President of the United States
26 January 1998

Revisionist Current Events

Dean E. Murphy reports in New York Times that those who protested the war are now engaged in soul-searching induced by the recent American military successes.

In the wake of the Baghdad’s fall, one protester said, “I feel a lot of confusion and anxiety,” and “I think both sides are right.”

At the protests I attended, I don’t remember anyone willing to admit that President Bush’s position was the least bit correct. Now, after Saddam’s regime crumbled, not only is Bush right, but the protesters are as right as he is! Huh???

And in the New York Post, Mark Goldblatt writes, “the antiwar movement consists not of thinkers but of true believers; indeed, it’s more akin to a religious cult than a political cause, hoist on tenets of faith...”

“Totally New” War

Charles Krauthammer writes in the Washington Post: “This kind of war is totally new. We have, of course, destroyed totalitarian regimes in the past, Nazi Germany and imperial Japan most notably. But in World War II, we made war not just on the regime but on the whole country.”

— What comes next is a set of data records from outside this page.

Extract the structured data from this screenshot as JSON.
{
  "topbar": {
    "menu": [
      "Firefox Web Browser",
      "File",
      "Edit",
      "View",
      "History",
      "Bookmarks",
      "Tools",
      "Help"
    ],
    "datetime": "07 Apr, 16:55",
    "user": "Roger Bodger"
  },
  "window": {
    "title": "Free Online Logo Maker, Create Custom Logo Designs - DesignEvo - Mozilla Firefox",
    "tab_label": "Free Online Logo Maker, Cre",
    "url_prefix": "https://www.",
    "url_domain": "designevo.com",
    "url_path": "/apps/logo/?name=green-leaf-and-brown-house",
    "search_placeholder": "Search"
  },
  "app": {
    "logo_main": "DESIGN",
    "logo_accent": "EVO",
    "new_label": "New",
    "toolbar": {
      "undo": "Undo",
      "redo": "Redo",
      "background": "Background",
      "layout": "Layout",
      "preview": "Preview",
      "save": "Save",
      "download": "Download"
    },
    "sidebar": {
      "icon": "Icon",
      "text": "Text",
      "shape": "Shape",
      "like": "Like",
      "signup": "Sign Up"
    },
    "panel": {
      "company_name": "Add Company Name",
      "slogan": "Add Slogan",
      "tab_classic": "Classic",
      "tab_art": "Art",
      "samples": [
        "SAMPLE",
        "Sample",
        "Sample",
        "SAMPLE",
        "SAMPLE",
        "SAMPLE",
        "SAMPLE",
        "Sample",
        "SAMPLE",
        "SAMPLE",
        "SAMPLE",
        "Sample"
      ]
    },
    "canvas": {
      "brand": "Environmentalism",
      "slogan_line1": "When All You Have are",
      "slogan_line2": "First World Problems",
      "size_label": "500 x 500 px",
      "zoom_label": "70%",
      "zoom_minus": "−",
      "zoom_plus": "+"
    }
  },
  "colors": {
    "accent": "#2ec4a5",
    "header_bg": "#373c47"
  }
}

In the New York Post, Ralph Peters says, “Saddam had a classic 20th-century, industrial-age war plan. But our forces fought a 21st-century, post-industrial war. [...] Far from technically incompetent, Saddam’s plan was right out of Clausewitz. Its models were the lessons of the Russian defeat of Napoleon in 1812 and the Soviet victory over the Germans in the Second World War.”

Lastly, in the Los Angeles Times, Victor Davis Hanson debunks the mistaken belief—apparently wide-spread in much of the world—that liberal democracies don’t have the stomach to fight wars effectively.

Maybe DeGenova Teaches There

As Saddam’s statue fell, Some of the heaviest resistance in Iraq’s capital came from Baghdad University. Looks like Columbia has a little competition.